九州料理で欠かせない素材といえば鶏。こんがりキツネ色の宮崎地鶏の手羽の唐揚げをいただきながら、もう少しご主人に山や店の話を聞く。「店の毎日は楽しいです。僕、子供がいないので、若い人に“お父さん、お父さん”と言われるのがいい気分で」。西島さんが「山で羅無櫓(と書いた紙)を持っている人は、若い頃のご主人ですか?」と聞くと「これは僕の後輩で、うちで8年くらい居候してたんです。ローツェ(エベレルトの南に位置する標高8,516mの山)の頂上で、こんな紙を持って写真を撮ってくれたの、僕、知らなくてね……」。その後輩は平成20年、享年32歳でヒマラヤ山脈にて遭難。「息子くらいに思っていましたけど……、これ以上話すと涙が出ちゃう。本当に惜しい男でした」。山でつながった仲間には、他にない強い絆があるのだ。

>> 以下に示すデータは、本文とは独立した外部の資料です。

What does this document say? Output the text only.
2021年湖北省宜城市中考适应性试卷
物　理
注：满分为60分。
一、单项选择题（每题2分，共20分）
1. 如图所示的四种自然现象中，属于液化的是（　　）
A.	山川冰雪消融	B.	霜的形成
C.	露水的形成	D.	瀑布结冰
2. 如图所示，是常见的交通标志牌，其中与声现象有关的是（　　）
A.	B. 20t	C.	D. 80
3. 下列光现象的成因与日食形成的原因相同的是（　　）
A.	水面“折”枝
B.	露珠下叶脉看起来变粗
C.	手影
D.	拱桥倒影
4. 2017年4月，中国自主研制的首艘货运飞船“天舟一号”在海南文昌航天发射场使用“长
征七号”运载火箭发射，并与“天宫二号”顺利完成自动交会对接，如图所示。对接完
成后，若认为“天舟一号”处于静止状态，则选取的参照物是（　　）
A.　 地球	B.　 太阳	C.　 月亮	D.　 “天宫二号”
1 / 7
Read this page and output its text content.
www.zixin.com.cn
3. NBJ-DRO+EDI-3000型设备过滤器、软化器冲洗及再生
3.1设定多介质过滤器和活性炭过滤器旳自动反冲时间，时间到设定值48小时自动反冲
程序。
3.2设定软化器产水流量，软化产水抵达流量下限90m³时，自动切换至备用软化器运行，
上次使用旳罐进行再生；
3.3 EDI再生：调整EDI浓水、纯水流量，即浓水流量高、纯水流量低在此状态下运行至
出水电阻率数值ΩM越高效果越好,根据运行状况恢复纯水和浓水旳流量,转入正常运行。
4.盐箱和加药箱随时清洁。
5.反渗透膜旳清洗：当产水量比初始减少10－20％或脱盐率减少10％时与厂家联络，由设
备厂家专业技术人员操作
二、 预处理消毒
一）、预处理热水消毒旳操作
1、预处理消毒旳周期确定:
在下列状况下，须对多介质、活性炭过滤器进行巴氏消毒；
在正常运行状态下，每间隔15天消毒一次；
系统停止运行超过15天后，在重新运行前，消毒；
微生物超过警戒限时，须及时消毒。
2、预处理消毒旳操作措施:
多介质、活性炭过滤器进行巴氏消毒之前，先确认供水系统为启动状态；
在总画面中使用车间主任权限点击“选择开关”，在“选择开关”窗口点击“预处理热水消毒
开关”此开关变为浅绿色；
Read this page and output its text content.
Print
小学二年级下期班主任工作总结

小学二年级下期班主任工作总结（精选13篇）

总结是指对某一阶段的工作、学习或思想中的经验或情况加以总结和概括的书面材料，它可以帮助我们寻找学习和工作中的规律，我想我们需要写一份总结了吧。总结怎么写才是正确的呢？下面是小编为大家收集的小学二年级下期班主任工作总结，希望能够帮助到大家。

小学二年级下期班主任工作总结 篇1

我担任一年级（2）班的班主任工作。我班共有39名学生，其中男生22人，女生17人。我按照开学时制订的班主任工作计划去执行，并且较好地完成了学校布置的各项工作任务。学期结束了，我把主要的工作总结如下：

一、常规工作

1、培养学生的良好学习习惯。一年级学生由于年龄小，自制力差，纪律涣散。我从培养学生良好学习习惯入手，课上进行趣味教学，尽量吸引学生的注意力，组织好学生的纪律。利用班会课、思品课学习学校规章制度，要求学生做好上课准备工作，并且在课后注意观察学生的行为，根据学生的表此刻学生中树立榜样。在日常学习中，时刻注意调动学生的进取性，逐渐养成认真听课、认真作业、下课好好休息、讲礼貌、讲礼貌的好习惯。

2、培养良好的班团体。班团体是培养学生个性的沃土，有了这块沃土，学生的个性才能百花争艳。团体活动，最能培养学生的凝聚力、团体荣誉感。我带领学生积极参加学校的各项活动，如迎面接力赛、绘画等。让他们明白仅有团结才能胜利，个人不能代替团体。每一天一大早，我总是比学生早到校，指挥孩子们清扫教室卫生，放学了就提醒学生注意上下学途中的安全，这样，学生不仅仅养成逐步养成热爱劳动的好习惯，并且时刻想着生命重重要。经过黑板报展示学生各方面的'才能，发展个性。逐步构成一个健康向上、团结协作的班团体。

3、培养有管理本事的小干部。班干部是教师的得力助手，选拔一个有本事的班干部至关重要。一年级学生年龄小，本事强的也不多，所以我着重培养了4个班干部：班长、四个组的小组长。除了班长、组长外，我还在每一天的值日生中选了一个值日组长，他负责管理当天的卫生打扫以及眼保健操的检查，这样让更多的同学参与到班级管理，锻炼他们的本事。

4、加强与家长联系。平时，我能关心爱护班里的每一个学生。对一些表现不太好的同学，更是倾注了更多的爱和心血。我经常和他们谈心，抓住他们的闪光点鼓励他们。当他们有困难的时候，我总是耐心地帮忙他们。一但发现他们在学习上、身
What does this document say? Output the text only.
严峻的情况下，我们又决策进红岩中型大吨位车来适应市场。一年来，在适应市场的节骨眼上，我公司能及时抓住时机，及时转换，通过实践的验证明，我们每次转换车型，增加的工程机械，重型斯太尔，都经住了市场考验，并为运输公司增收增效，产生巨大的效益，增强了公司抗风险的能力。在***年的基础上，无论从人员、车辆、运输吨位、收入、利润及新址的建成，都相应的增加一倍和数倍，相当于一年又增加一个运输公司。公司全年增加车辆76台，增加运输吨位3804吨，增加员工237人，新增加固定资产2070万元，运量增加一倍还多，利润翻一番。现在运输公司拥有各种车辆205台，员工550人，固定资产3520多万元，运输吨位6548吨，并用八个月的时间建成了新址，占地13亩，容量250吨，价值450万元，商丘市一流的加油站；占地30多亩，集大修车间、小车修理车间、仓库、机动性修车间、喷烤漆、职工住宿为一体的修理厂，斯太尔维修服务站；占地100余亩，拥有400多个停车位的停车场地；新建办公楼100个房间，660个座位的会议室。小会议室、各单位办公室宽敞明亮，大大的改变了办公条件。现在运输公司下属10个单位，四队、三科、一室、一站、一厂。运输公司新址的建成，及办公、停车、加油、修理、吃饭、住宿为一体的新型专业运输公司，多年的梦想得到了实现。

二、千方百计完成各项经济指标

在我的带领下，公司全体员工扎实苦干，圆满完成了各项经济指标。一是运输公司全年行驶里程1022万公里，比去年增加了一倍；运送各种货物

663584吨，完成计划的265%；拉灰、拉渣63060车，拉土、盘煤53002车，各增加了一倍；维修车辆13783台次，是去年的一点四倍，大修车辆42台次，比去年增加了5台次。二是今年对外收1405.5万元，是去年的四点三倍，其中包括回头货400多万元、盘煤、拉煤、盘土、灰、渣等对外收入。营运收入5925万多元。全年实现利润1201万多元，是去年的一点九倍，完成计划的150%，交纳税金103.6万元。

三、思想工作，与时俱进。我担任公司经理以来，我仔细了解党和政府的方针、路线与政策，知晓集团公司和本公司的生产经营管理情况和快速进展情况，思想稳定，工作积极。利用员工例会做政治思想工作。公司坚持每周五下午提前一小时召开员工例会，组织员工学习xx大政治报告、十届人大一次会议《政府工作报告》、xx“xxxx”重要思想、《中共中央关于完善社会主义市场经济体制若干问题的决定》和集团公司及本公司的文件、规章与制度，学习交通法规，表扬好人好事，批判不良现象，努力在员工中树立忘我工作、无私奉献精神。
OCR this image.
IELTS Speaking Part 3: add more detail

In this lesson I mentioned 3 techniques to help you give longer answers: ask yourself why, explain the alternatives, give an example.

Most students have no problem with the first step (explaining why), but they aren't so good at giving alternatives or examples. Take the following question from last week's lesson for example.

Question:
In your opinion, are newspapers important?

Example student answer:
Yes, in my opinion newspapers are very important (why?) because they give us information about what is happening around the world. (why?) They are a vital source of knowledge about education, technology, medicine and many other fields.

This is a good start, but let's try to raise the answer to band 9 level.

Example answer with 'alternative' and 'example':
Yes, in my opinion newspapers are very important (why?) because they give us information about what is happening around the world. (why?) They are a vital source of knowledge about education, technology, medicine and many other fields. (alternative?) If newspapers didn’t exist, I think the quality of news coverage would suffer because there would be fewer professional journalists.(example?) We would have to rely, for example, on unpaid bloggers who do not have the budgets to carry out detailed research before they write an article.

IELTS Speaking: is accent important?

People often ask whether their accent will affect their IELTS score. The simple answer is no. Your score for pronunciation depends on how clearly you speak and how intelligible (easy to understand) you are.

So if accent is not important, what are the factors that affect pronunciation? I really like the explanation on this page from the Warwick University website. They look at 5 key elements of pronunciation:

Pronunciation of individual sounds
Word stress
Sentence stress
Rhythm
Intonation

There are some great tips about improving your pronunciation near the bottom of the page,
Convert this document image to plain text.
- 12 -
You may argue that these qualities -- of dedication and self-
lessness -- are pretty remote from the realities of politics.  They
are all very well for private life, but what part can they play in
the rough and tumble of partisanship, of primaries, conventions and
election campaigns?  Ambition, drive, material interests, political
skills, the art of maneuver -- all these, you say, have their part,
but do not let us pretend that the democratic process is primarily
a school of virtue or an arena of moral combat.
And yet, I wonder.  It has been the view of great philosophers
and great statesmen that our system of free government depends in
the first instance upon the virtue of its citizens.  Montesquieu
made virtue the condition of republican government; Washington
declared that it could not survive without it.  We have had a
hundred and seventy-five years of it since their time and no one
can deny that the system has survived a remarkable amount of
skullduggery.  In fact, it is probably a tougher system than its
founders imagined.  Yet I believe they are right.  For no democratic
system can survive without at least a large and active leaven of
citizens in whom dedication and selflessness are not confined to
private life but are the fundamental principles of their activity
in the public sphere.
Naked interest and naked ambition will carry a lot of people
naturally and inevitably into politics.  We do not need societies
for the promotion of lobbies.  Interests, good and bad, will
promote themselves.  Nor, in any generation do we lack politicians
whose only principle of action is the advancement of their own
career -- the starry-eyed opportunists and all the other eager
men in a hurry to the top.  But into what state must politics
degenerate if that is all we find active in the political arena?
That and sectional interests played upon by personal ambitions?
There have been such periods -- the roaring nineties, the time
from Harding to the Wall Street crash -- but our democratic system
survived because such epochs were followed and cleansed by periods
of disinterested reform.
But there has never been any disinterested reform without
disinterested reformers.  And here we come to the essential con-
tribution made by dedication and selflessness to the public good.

最後の一品は、長崎の五島うどん。ここで喜びの声を上げたのが、五島うどんが大好きな西島さん。かけうどんを見て「うわー美味しそう。最高、シンプルイズベスト!」と叫ぶ。細麺で腰の強い五島うどんを、九州では馴染み深いアゴ出汁(乾燥させたトビウオからとる出汁)でいただく。暖かく優しい出汁で、お腹が満たされたところで、いつもの質問「ご主人にとっての酒場とは?」。これに「酒場とは“かすがい”です」と、答えたご主人。山で結んだ強い絆を、酒を酌み交わし、確かめ合う常連さん。そんな絆という名の“かすがい”が、毎夜深く心に打ち込まれる様を、ご主人はにこやかに見守っている。